Abgeltungsteuer & Fonds

Wenn Sie im Jahr 2008 noch Wertpapiere gekauft haben, gilt auch bei einem Verkauf in 2009 oder später noch die alte Rechtslage (Bestandsschutz).

Dieser Bestandsschutz lässt sich über Investmentfonds deutlich besser erreichen als mit anderen Wertpapierarten. Wenn Sie sich vor 2009 noch mit Fondsanteilen eingedeckt, können Sie – sofern Sie die einjährige Spekulationsfrist einhalten – die realisierten Kursgewinne steuerfrei „genießen“ und damit dem Fiskus ein Schnippchen schlagen.
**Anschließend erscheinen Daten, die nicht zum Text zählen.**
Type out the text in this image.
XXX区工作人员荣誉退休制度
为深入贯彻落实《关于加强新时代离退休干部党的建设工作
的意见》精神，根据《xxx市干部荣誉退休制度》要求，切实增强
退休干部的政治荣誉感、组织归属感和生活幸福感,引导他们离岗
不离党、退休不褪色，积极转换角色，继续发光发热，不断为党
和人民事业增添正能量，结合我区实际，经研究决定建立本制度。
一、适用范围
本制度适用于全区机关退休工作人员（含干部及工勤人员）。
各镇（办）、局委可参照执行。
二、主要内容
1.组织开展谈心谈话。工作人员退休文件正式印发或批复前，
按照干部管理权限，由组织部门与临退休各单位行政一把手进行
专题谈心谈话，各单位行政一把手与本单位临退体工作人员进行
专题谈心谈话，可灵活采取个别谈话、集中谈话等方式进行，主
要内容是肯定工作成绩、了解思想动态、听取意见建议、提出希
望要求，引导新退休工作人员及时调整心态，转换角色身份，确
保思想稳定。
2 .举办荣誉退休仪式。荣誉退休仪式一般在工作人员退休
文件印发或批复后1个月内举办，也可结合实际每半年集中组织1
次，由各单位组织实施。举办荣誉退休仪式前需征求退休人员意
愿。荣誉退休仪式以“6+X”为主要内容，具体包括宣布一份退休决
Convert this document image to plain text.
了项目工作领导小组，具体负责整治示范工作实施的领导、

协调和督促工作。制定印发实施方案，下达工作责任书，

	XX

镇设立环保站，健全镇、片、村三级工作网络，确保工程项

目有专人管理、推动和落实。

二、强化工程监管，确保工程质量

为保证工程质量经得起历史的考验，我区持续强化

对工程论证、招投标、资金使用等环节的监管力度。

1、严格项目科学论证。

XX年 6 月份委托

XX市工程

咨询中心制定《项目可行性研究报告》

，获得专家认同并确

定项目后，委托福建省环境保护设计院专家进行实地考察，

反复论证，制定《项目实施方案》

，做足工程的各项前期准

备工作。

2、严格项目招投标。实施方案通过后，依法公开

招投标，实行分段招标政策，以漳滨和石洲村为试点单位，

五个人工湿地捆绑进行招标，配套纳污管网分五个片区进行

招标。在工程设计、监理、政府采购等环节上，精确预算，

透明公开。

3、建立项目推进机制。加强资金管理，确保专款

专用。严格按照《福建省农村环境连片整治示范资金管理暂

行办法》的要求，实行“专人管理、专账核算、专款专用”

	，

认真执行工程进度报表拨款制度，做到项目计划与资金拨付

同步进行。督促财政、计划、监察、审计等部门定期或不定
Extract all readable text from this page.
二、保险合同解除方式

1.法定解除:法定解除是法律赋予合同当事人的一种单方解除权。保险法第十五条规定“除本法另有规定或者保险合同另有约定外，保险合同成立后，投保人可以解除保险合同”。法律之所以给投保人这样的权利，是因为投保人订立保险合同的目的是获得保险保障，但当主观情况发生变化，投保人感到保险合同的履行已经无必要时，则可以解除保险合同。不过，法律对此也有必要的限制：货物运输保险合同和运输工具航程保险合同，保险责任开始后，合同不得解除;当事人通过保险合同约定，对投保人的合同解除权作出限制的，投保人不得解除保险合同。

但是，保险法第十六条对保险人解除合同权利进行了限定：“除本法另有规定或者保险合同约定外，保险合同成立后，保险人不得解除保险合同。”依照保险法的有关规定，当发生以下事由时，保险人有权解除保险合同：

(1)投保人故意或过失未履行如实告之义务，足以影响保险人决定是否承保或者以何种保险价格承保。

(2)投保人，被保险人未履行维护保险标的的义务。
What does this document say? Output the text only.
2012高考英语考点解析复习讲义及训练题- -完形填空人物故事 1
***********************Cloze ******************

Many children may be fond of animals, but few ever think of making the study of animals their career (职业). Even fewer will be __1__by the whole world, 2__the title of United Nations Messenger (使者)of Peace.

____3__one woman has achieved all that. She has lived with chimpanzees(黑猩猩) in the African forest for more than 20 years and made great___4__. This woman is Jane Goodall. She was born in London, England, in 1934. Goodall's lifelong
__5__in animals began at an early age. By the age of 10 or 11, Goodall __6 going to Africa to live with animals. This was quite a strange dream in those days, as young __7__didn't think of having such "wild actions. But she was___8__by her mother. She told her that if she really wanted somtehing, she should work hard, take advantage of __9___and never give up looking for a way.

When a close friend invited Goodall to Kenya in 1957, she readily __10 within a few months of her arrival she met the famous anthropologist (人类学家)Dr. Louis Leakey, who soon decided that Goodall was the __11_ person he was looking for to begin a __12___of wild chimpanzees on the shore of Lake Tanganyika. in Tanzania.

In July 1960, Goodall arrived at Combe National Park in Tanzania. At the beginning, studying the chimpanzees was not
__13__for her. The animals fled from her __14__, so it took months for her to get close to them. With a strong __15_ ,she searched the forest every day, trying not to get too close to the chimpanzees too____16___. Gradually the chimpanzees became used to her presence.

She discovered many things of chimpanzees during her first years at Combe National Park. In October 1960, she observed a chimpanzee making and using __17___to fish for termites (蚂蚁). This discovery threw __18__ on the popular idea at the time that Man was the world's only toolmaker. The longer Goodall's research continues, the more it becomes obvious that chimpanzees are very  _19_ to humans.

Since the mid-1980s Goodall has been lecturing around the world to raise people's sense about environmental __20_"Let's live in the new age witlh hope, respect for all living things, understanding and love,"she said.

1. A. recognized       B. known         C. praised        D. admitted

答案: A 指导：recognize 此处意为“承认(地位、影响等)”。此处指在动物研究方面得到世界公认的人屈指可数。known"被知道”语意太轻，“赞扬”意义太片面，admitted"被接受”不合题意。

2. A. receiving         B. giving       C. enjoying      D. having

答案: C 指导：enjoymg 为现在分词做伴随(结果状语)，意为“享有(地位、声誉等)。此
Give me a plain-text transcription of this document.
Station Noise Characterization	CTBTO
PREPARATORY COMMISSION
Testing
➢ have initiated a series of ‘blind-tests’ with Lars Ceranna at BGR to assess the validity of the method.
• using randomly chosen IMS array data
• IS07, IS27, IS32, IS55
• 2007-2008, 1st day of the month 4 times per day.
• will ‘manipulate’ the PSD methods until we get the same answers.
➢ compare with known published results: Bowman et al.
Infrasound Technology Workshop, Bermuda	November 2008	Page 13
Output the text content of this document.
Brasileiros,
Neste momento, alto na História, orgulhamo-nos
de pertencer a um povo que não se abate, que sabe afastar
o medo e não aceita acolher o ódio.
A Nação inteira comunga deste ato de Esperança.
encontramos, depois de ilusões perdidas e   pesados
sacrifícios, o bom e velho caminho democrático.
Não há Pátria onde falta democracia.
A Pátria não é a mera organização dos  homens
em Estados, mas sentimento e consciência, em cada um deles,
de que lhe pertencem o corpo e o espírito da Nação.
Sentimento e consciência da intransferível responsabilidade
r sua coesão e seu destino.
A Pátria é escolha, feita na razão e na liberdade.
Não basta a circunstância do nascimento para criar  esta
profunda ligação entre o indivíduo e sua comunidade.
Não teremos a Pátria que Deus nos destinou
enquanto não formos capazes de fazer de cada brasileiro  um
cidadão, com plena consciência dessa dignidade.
Wichtig: Die im Fonds reinvestierten Gewinne bleiben selbst dann dauerhaft steuerfrei, wenn Sie die Anteile in Jahrzehnten verkaufen oder vererben. Der Fondsmanager kann also laufend die Favoriten wechseln, z.B. Aktien in Rentenpapiere und Futures tauschen oder umgekehrt. Bei der Direktanlage z.B. in eine Siemensaktie gelingt dies bei Umschichtungen seit dem Jahreswechsel nicht mehr!

Der Vorteil des Bestandsschutzes gilt für Fonds auf Aktien, Optionsscheine, Termingeschäfte oder Anleihen.

Interessant sind vor allem Misch- oder Dachfonds, die als Vermögensverwaltung in einem Papier auf mehrere Asset Klassen setzen. Der Fonds ordert und verkauft dabei wie ein Anleger, ohne auf Gewinne aus seinen Neuinvestitionen Abgeltungsteuer zahlen zu müssen.

Wichtig: Nur wenn die Kursgewinne thesauriert werden, bleibt das Fondsprivileg der Steuerfreiheit unabhängig von Umschichtungsvorgängen erhalten.